Les Rendez-vous de Blois sont une vitrine incontournable de l’histoire telle qu’elle se fait en France. Il s’y presse tout ce que l’édition compte de grands noms et d’obscurs représentants de la discipline. Et la multiplicité des débats permet de se faire une idée résumée, un « abstract » pour reprendre un terme à la mode en ces temps d’évaluation et d’arbitrage budgétaire, une synthèse donc de l’état du champ de bataille.
Le passé effacé…
Le 15 octobre 2011 siégeaient ainsi, à l’occasion de cette grand-messe des bords de Loire, quatre éminents membres de la noblesse de plume historiographique. Nos cardinaux avaient noms Mona Ozouf, Pierre Nora, Jean-Noël Jeanneney et Jean-François Sirinelli.

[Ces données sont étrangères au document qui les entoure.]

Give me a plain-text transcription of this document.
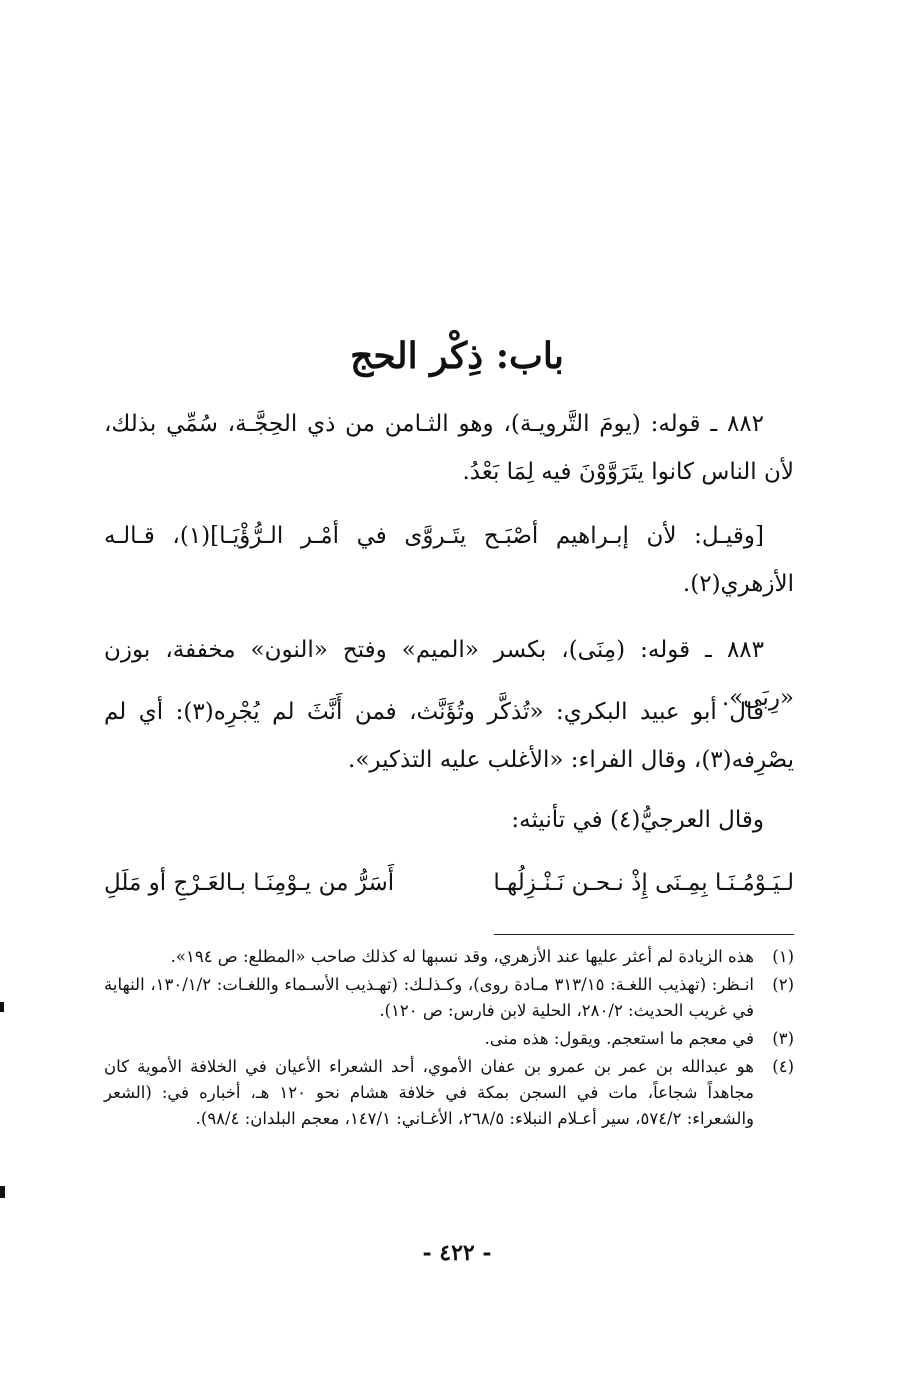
باب: ذِكْر الحج

٨٨٢ ـ قوله: (يومَ التَّرويـة)، وهو الثـامن من ذي الحِجَّـة، سُمِّي بذلك، لأن الناس كانوا يتَرَوَّوْنَ فيه لِمَا بَعْدُ.

[وقيـل: لأن إبـراهيم أصْبَـح يتَـروَّى في أمْـر الـرُّؤْيَـا](١)، قـالـه الأزهري(٢).

٨٨٣ ـ قوله: (مِنَى)، بكسر «الميم» وفتح «النون» مخففة، بوزن «رِبَى».

قال أبو عبيد البكري: «تُذكَّر وتُؤَنَّث، فمن أَنَّثَ لم يُجْرِه(٣): أي لم يصْرِفه(٣)، وقال الفراء: «الأغلب عليه التذكير».

وقال العرجيُّ(٤) في تأنيثه:

لـيَـوْمُـنَـا بِمِـنَى إِذْ نـحـن نَـنْـزِلُهـا
أَسَرُّ من يـوْمِنَـا بـالعَـرْجِ أو مَلَلِ
(١)
هذه الزيادة لم أعثر عليها عند الأزهري، وقد نسبها له كذلك صاحب «المطلع: ص ١٩٤».
(٢)
انـظر: (تهذيب اللغـة: ٣١٣/١٥ مـادة روى)، وكـذلـك: (تهـذيب الأسـماء واللغـات: ١٣٠/١/٢، النهاية في غريب الحديث: ٢٨٠/٢، الحلية لابن فارس: ص ١٢٠).
(٣)
في معجم ما استعجم. ويقول: هذه منى.
(٤)
هو عبدالله بن عمر بن عمرو بن عفان الأموي، أحد الشعراء الأعيان في الخلافة الأموية كان مجاهداً شجاعاً، مات في السجن بمكة في خلافة هشام نحو ١٢٠ هـ، أخباره في: (الشعر والشعراء: ٥٧٤/٢، سير أعـلام النبلاء: ٢٦٨/٥، الأغـاني: ١٤٧/١، معجم البلدان: ٩٨/٤).
- ٤٢٢ -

Ce dernier introduisit la table ronde par l’esquisse d’un séisme : la tectonique des plaques historiographiques aurait fait glisser le bloc majeur qu’était autrefois l’histoire à la française sous le continent anglo-saxon. L’histoire n’est plus française, les colloques internationaux n’accueillent quasiment plus d’interventions d’historiens de l’Hexagone. Et les causes ne sont pas à chercher seulement dans une mauvaise maîtrise de la langue de Shakespeare. Si l’histoire made in France reste on ne peut plus féconde, ce n’est que par le dynamisme de la jeune génération. Sauf que… « Je vois maintenant les difficultés éprouvées par mes jeunes collègues pour se faire titulariser, s’inquiète J.‑F. Sirinelli (…). Quand la sève ne monte plus, l’arbre meurt. »
M. Ozouf surenchérit, dressant le constat d’une anémie de l’histoire en France depuis les années 1970. « À l’international, notre discipline était reine. Aujourd’hui elle est nue. » À l’origine, les Annales – vitrine de l’excellence – traitaient de sujets lointains donc universels par leur portée. Georges Dumézil nous faisait rêver d’Indo-Européens, Georges Duby nous dépaysait en son Moyen Âge, Fernand Braudel nous pilotait en Méditerranée… Ont suivi trente années de querelles épistémologiques. Paul Veyne a ouvert le bal, se demandant Comment on écrit l’histoire (Seuil, 1979). Chaque sujet devenait occasion de réflexion épistémologique, avec un Jacques Le Goff rédigeant une biographie de saint Louis doublée en abîme d’un questionnement sur la faisabilité de l’écriture du passé. Au terme de ces trois décennies de réflexion nombriliste, conclut M. Ozouf, l’historien a égaré ses certitudes. À l’heure de l’accès instantané au monde, le temps s’accélère… L’historien était porte-parole du passé et interprète de l’avenir ; il rame aujourd’hui à contre-courant dans une société qui n’a pas envie d’entendre discourir des liens entre ce qui était et ce qui sera.